1956 : L’indépendance et les premières tensions
Le 1er janvier 1956, le Soudan obtient son indépendance du Royaume-Uni et de l'Égypte. Mais l’espoir d’un avenir pacifique est rapidement étouffé par des tensions internes. Le Sud, à majorité chrétienne et animiste, se sent marginalisé par un pouvoir centralisé dominé par le Nord, majoritairement musulman et arabisé. Cette fracture culturelle et religieuse donne naissance à une insurrection dans le Sud, plongeant le pays dans sa première guerre civile.
1972 : Une paix fragile
Après près de 17 années de conflit, les accords d’Addis-Abeba signés en 1972 mettent fin à la guerre. Le Sud obtient une certaine autonomie, et une lueur d’espoir renaît. Cependant, cette paix reste fragile. Les tensions persistent, notamment autour du partage des ressources et des divergences culturelles.
1983 : Le pétrole, catalyseur du chaos
Le fragile équilibre vole en éclats en 1983 lorsque des gisements de pétrole sont découverts dans le Sud. Le président Gaafar Nimeiry décide alors d’abroger les accords d’Addis-Abeba, mettant fin à l’autonomie du Sud et imposant la charia à l’ensemble du pays. Cette décision ravive les tensions et déclenche une deuxième guerre civile. Cette fois, la rébellion sudiste reçoit le soutien de puissances étrangères, notamment l’URSS, dans le contexte tendu de la guerre froide.
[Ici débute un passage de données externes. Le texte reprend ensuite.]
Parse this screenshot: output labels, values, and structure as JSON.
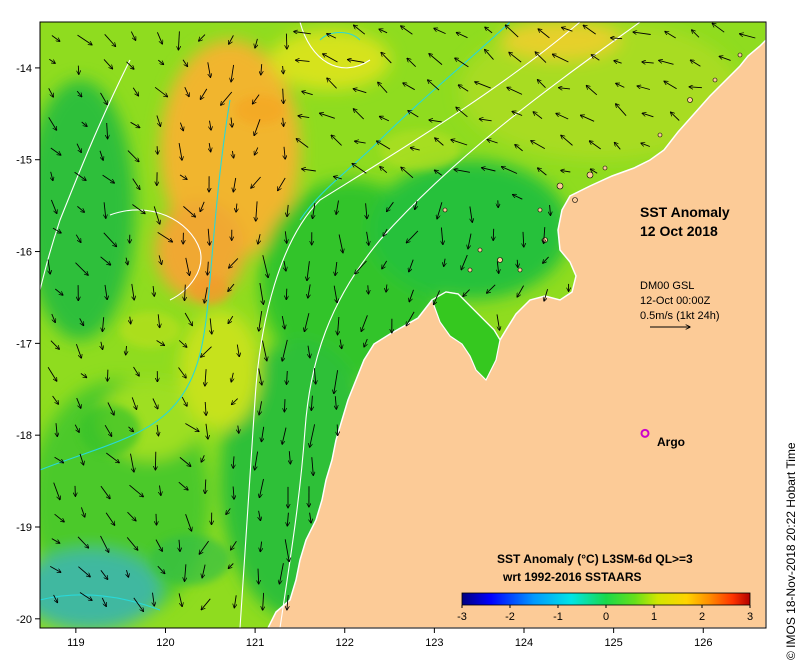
{
  "map": {
    "title_line1": "SST Anomaly",
    "title_line2": "12 Oct 2018",
    "current_info": {
      "line1": "DM00 GSL",
      "line2": "12-Oct 00:00Z",
      "line3": "0.5m/s (1kt 24h)"
    },
    "argo_label": "Argo",
    "argo_location": {
      "lon": 125.35,
      "lat": -17.98
    },
    "colorbar": {
      "title": "SST Anomaly (°C) L3SM-6d QL>=3",
      "subtitle": "wrt 1992-2016 SSTAARS",
      "ticks": [
        "-3",
        "-2",
        "-1",
        "0",
        "1",
        "2",
        "3"
      ],
      "range": [
        -3,
        3
      ],
      "colors": [
        "#00007f",
        "#0000ff",
        "#0099ff",
        "#00e5e5",
        "#19d94a",
        "#66e01a",
        "#d2e600",
        "#ffd400",
        "#ff8c00",
        "#ff3300",
        "#b30000"
      ]
    },
    "x_axis": {
      "ticks": [
        "119",
        "120",
        "121",
        "122",
        "123",
        "124",
        "125",
        "126"
      ],
      "range": [
        118.6,
        126.7
      ]
    },
    "y_axis": {
      "ticks": [
        "-14",
        "-15",
        "-16",
        "-17",
        "-18",
        "-19",
        "-20"
      ],
      "range": [
        -20.1,
        -13.5
      ]
    },
    "colors": {
      "land": "#fccb97",
      "ocean_green": "#35c81f",
      "ocean_yellow": "#b9e21c",
      "warm_orange": "#f2b02c",
      "cyan_contour": "#29d8d8",
      "argo_marker": "#cc00cc"
    },
    "credit": "© IMOS 18-Nov-2018 20:22 Hobart Time"
  }
}
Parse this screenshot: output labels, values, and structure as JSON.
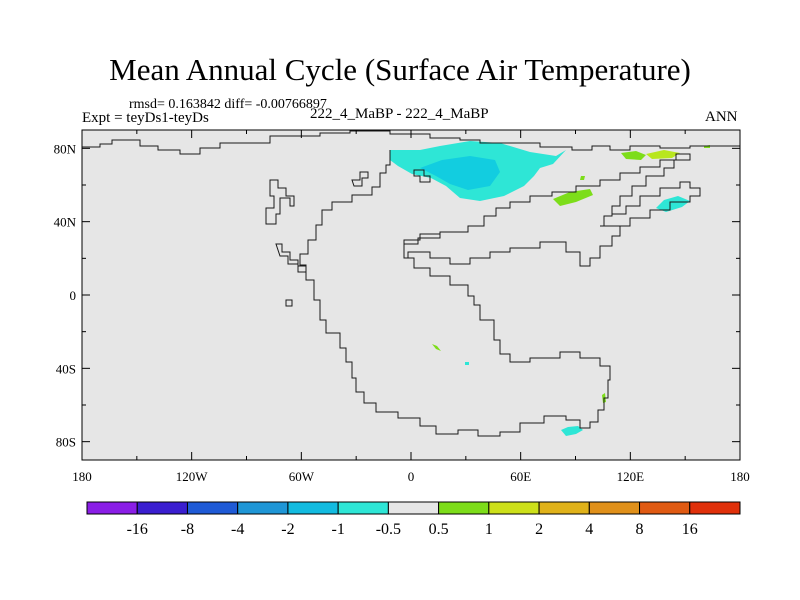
{
  "title": "Mean Annual Cycle (Surface Air Temperature)",
  "stats_line": "rmsd= 0.163842 diff= -0.00766897",
  "expt_line": "Expt = teyDs1-teyDs",
  "center_label": "222_4_MaBP - 222_4_MaBP",
  "season": "ANN",
  "colors": {
    "ocean": "#e6e6e6",
    "coast": "#1a1a1a",
    "anomaly_cyan": "#2ee6d6",
    "anomaly_teal": "#12cde0",
    "anomaly_green": "#7ddd1a",
    "anomaly_lime": "#b8e61e"
  },
  "x_ticks": [
    "180",
    "120W",
    "60W",
    "0",
    "60E",
    "120E",
    "180"
  ],
  "y_ticks": [
    "80N",
    "40N",
    "0",
    "40S",
    "80S"
  ],
  "colorbar": {
    "colors": [
      "#8a1ee6",
      "#3a1ecf",
      "#1f5ad6",
      "#1f96d6",
      "#12bbe0",
      "#2ee6d6",
      "#e6e6e6",
      "#7ddd1a",
      "#cde01a",
      "#e0b21a",
      "#e0901a",
      "#e05a12",
      "#e0300a"
    ],
    "labels": [
      "-16",
      "-8",
      "-4",
      "-2",
      "-1",
      "-0.5",
      "0.5",
      "1",
      "2",
      "4",
      "8",
      "16"
    ]
  }
}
1989 : Le virage islamiste d’Omar el-Béchir
En 1989, un coup d'État militaire propulse Omar el-Béchir au pouvoir. Son régime prend un virage islamiste radical et adopte une posture anti-occidentale. Le Soudan est placé sur la liste des États soutenant le terrorisme et subit une série d’embargos internationaux, accentuant l’isolement du pays.
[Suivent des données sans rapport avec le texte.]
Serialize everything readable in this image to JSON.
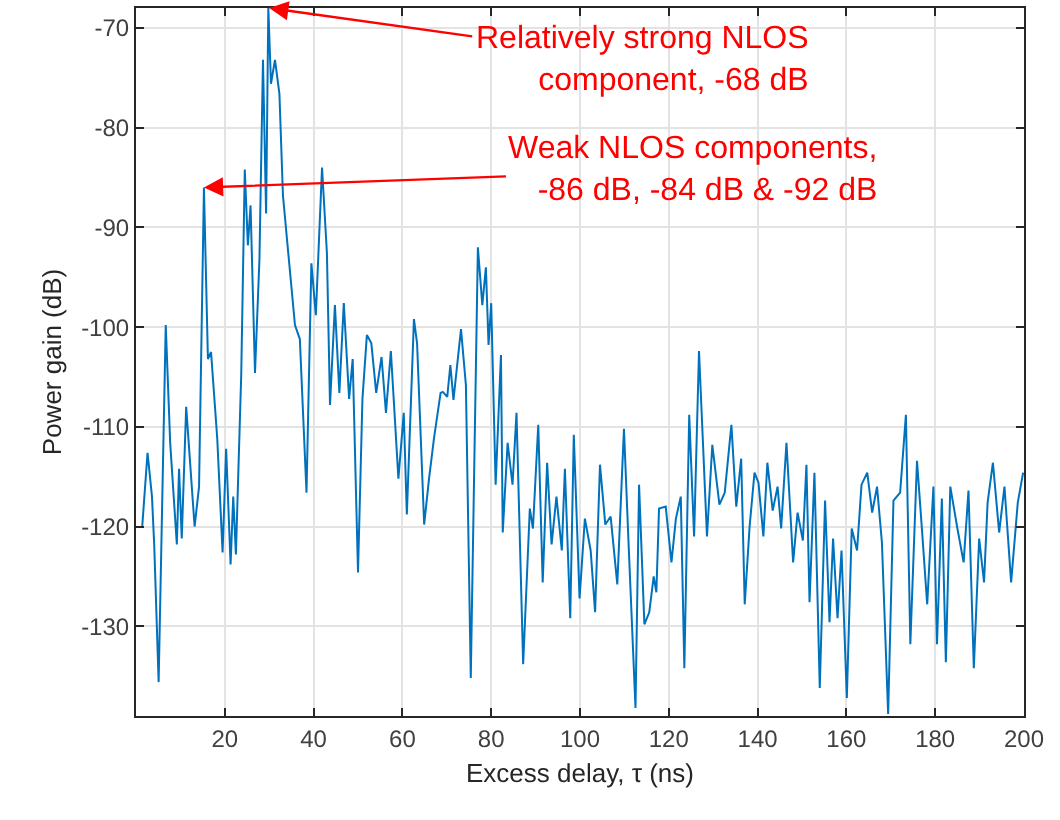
{
  "chart_data": {
    "type": "line",
    "xlabel": "Excess delay, τ (ns)",
    "ylabel": "Power gain (dB)",
    "xlim": [
      0,
      200
    ],
    "ylim": [
      -139,
      -68
    ],
    "xticks": [
      20,
      40,
      60,
      80,
      100,
      120,
      140,
      160,
      180,
      200
    ],
    "yticks": [
      -70,
      -80,
      -90,
      -100,
      -110,
      -120,
      -130
    ],
    "grid": true,
    "marker": "none",
    "line_style": "solid",
    "annotations": [
      {
        "text": "Relatively strong NLOS\ncomponent, -68 dB",
        "x": 30,
        "y": -68
      },
      {
        "text": "Weak NLOS components,\n-86 dB, -84 dB & -92 dB",
        "x": 15.3,
        "y": -86
      }
    ],
    "series": [
      {
        "color": "#0072bd",
        "x": [
          1.4,
          2.6,
          3.6,
          4.1,
          5.1,
          6.7,
          7.7,
          9.2,
          9.7,
          10.3,
          11.3,
          13.2,
          14.2,
          15.3,
          16.2,
          16.9,
          18.3,
          19.5,
          20.3,
          21.3,
          21.9,
          22.5,
          23.7,
          24.5,
          25.2,
          25.8,
          26.8,
          27.8,
          28.6,
          29.3,
          29.8,
          30.4,
          31.3,
          32.3,
          33.1,
          34.3,
          35.8,
          36.9,
          38.4,
          39.5,
          40.5,
          41.9,
          43,
          43.7,
          44.8,
          45.8,
          46.8,
          48,
          48.8,
          50,
          51,
          52,
          53,
          54.1,
          55.3,
          56.3,
          57.4,
          59.1,
          60.3,
          61,
          62.6,
          63.3,
          64.9,
          66,
          67.1,
          68.6,
          69.1,
          70.1,
          70.8,
          71.5,
          73.2,
          74.3,
          75.4,
          77,
          78,
          78.8,
          79.4,
          80,
          81,
          82.2,
          82.6,
          83.7,
          84.8,
          85.7,
          87.2,
          88.7,
          89.4,
          90.6,
          91.6,
          92.6,
          93.6,
          94.7,
          95.9,
          96.6,
          97.8,
          98.6,
          99.9,
          101.1,
          102.4,
          103.4,
          104.5,
          105.7,
          106.9,
          108.4,
          109.9,
          110.9,
          112.5,
          113.3,
          114.5,
          115.6,
          116.6,
          117.2,
          117.8,
          119.3,
          120.6,
          121.6,
          122.7,
          123.5,
          124.6,
          125.7,
          126.8,
          128.6,
          129.8,
          131.4,
          132.6,
          134.1,
          135.2,
          136.3,
          137.1,
          138.2,
          139.3,
          140.2,
          141.3,
          142.2,
          143.4,
          144.5,
          145.3,
          146.5,
          148,
          149,
          150.2,
          151,
          151.7,
          152.8,
          154,
          155.2,
          156.2,
          157,
          158,
          158.9,
          160.1,
          161.2,
          162.4,
          163.4,
          164.7,
          165.8,
          166.9,
          168,
          169.4,
          170.6,
          172.1,
          173.4,
          174.4,
          175.9,
          177,
          178.2,
          179.6,
          180.4,
          181.5,
          182.4,
          183.4,
          185,
          186.4,
          187.5,
          188.7,
          189.9,
          191,
          191.8,
          193,
          194.4,
          195.6,
          197.1,
          198.6,
          199.8
        ],
        "values": [
          -120,
          -112.6,
          -117,
          -121.8,
          -135.6,
          -99.8,
          -111.6,
          -121.8,
          -114.2,
          -121.2,
          -108,
          -120,
          -116,
          -86,
          -103.2,
          -102.5,
          -111.2,
          -122.6,
          -112.2,
          -123.8,
          -117,
          -122.8,
          -104.8,
          -84.2,
          -91.8,
          -87.8,
          -104.6,
          -93.2,
          -73.2,
          -88.6,
          -68,
          -75.6,
          -73.2,
          -76.6,
          -86.8,
          -92.6,
          -99.8,
          -101.2,
          -116.6,
          -93.6,
          -98.8,
          -84,
          -92.6,
          -107.8,
          -97.8,
          -106.6,
          -97.6,
          -107.2,
          -103.2,
          -124.6,
          -107.2,
          -100.8,
          -101.6,
          -106.6,
          -103,
          -108.6,
          -102.4,
          -115.2,
          -108.6,
          -118.8,
          -99.2,
          -101.6,
          -119.8,
          -115.2,
          -111.2,
          -106.6,
          -106.5,
          -107,
          -103.8,
          -107.3,
          -100.2,
          -105.8,
          -135.2,
          -92,
          -97.8,
          -94,
          -101.8,
          -97.6,
          -115.8,
          -102.8,
          -120.6,
          -111.6,
          -115.8,
          -108.6,
          -133.8,
          -118.2,
          -120.2,
          -109.8,
          -125.6,
          -113.6,
          -121.8,
          -117,
          -122.4,
          -114.2,
          -129.2,
          -110.8,
          -127.2,
          -119.2,
          -122.4,
          -128.6,
          -113.8,
          -119.8,
          -119,
          -125.8,
          -110.2,
          -121.3,
          -138.2,
          -115.8,
          -129.8,
          -128.6,
          -125,
          -126.6,
          -118.2,
          -118,
          -123.6,
          -119.2,
          -117,
          -134.2,
          -108.8,
          -121,
          -102.4,
          -121,
          -111.8,
          -117.8,
          -116.6,
          -109.8,
          -118,
          -113.2,
          -127.8,
          -120,
          -114.6,
          -115.6,
          -121,
          -113.6,
          -118.4,
          -116,
          -120.2,
          -111.6,
          -123.6,
          -118.6,
          -121.4,
          -113.8,
          -127.6,
          -114.6,
          -136.2,
          -117.4,
          -129.6,
          -121.2,
          -129.2,
          -122.4,
          -137.2,
          -120.2,
          -122.4,
          -115.8,
          -114.6,
          -118.6,
          -116,
          -121.6,
          -138.8,
          -117.4,
          -116.6,
          -108.8,
          -131.8,
          -113.4,
          -120.2,
          -127.8,
          -116,
          -131.8,
          -117.2,
          -133.6,
          -116,
          -120.2,
          -123.6,
          -116.4,
          -134.2,
          -121.2,
          -125.6,
          -117.6,
          -113.6,
          -120.6,
          -116,
          -125.6,
          -117.6,
          -114.6
        ]
      }
    ]
  }
}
2003 : Le drame du Darfour
Alors que la guerre civile dans le Sud fait rage, un nouveau conflit éclate en 2003 dans la région du Darfour, à l’ouest du pays, lorsque des groupes rebelles, principalement le Mouvement de Libération du Soudan (MLS) et le Mouvement pour la Justice et l'Égalité (MJE), prennent les armes contre le gouvernement soudanais, l'accusant de marginalisation politique et économique. Les milices Janjawid, soutenues par le régime d’el-Béchir, mènent une répression brutale contre les populations locales. Les violences atteignent une telle ampleur que la communauté internationale parle de génocide.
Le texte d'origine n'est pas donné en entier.